= Roy Cape =

Trinidadian calypso saxophonist (1942–2024)

Roy Francis Cape (18 April 1942 – 5 September 2024) was a Trinidadian calypso saxophonist who was active as a band musician for more than 50 years. He was featured on hundreds of recordings and has released eight albums with the Roy Cape All Stars.

Both of Cape's maternal grandparents came from Grenada. He never knew his father, who was a white American who came to Trinidad on business and left shortly after he was born. He grew up in poverty and lived with some neighbors. They sent him to the Sacred Heart Boys' School. Cape entered the Belmont Orphanage in 1953, where he received his first musical education.

In 1961, he went on his first Caribbean tour to Grenada and Antigua, playing alongside Sel Wheeler. His band attracted a large following at Bill Abbott's club in Antigua. The tour proved unprofitable and Cape worked as a barber in Barbados for a while afterwards. Eventually he moved back to Trinidad and was invited to join Frankie Francis's band. Cape said that he did not want to abandon his own nascent group, so Francis invited them all to join.

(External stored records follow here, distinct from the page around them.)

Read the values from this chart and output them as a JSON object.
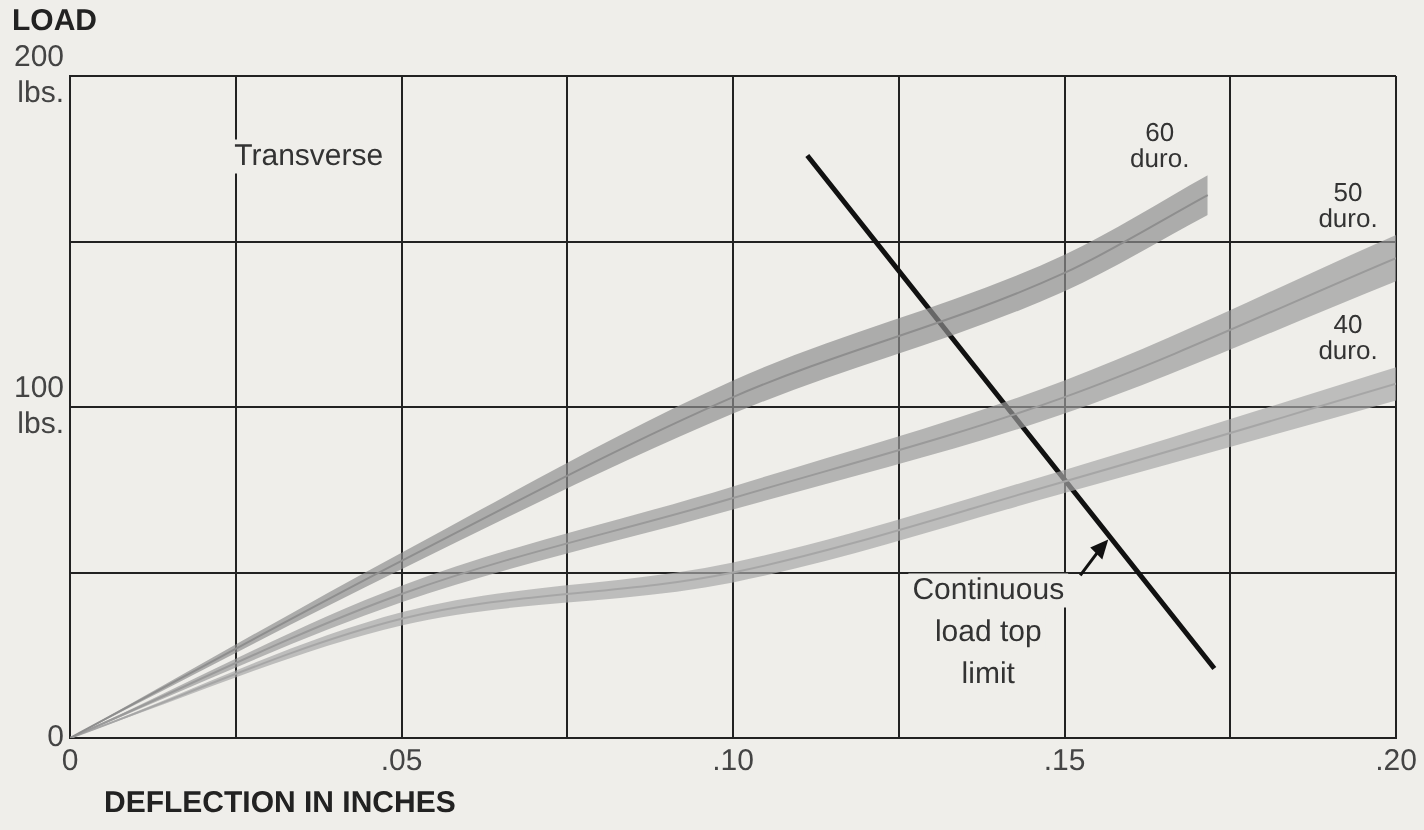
{
  "chart_data": {
    "type": "line",
    "ylabel": "LOAD",
    "xlabel": "DEFLECTION IN INCHES",
    "xlim": [
      0,
      0.2
    ],
    "xticks": [
      {
        "value": 0,
        "label": "0"
      },
      {
        "value": 0.025,
        "label": null
      },
      {
        "value": 0.05,
        "label": ".05"
      },
      {
        "value": 0.075,
        "label": null
      },
      {
        "value": 0.1,
        "label": ".10"
      },
      {
        "value": 0.125,
        "label": null
      },
      {
        "value": 0.15,
        "label": ".15"
      },
      {
        "value": 0.175,
        "label": null
      },
      {
        "value": 0.2,
        "label": ".20"
      }
    ],
    "ylim": [
      0,
      200
    ],
    "yticks": [
      0,
      {
        "value": 50,
        "label": null
      },
      {
        "value": 100,
        "label": "100 lbs."
      },
      {
        "value": 150,
        "label": null
      },
      {
        "value": 200,
        "label": "200 lbs."
      }
    ],
    "grid": true,
    "legend": false,
    "marker": "none",
    "annotations": [
      "Transverse",
      {
        "text": "Continuous load top limit",
        "x": 0.1566,
        "y": 60
      }
    ],
    "series": [
      {
        "name": "60 duro.",
        "color": "#8e8e8e",
        "x": [
          0,
          0.05,
          0.1,
          0.15,
          0.1716
        ],
        "values": [
          0,
          53.5,
          103,
          140.5,
          164
        ],
        "lower": [
          0,
          51,
          98,
          135,
          158
        ],
        "upper": [
          0,
          56,
          108,
          146,
          170
        ]
      },
      {
        "name": "50 duro.",
        "color": "#9a9a9a",
        "x": [
          0,
          0.05,
          0.1,
          0.15,
          0.2
        ],
        "values": [
          0,
          43.5,
          72.5,
          103,
          145
        ],
        "lower": [
          0,
          41,
          69,
          98,
          138
        ],
        "upper": [
          0,
          46,
          76,
          108,
          152
        ]
      },
      {
        "name": "40 duro.",
        "color": "#a6a6a6",
        "x": [
          0,
          0.05,
          0.1,
          0.15,
          0.2
        ],
        "values": [
          0,
          36,
          50,
          77.5,
          107
        ],
        "lower": [
          0,
          34,
          47,
          74,
          102
        ],
        "upper": [
          0,
          38,
          53,
          81,
          112
        ]
      },
      {
        "type": "line",
        "color": "#111111",
        "x": [
          0.1112,
          0.1726
        ],
        "values": [
          176,
          21
        ]
      }
    ]
  }
}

Cape joined Clarence Curvan's band after playing on a record and stayed with him until 1964. He formed his own band the following year and played at the Carnival in Barbados. As a young musician, Cape had trouble making ends meet and was not able to afford his own saxophone until years later. One of the highlights of his career according to him was performing with the Sparrows. Cape was a janitor for several years in New York, and worked in road construction when he moved back to Trinidad in the 1970s. Throughout his career, he has toured and recorded with calypso groups including The Mighty Sparrow, Lord Kitchener, The Mighty Chalkdust, Denyse Plummer, and Black Stalin.

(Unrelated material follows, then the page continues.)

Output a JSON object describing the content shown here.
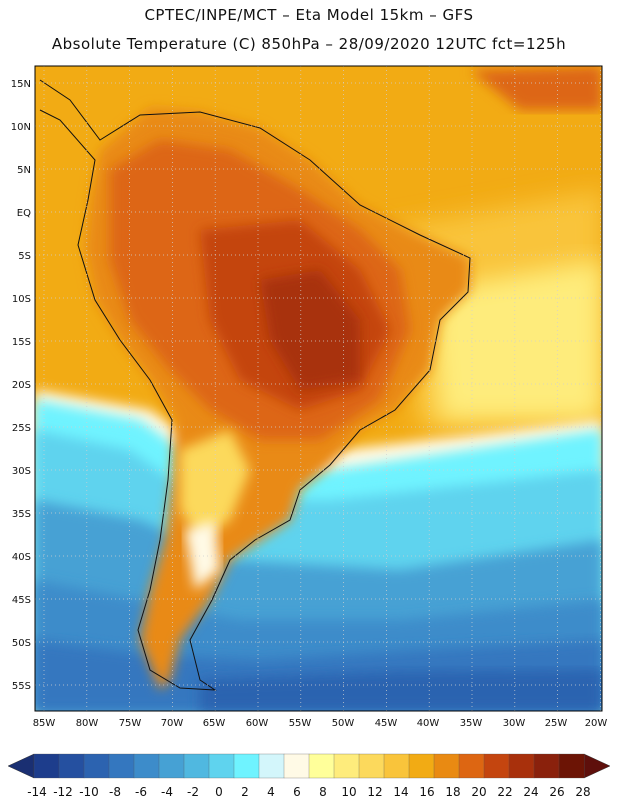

The Roy Cape All Stars was formed in 1980. In 2017, the band changed its name to D'All Starz. Cape retired after the name change and focused his energy on the Roy Cape Foundation, whose goal is to bring hope through music education. The foundation supplies at-risk youth with instruments and supplies in preparation for a possible career in music.

Cape received an honorary degree from the University of the West Indies in 2011.

Cape died from a stroke on 5 September 2024, at the age of 82.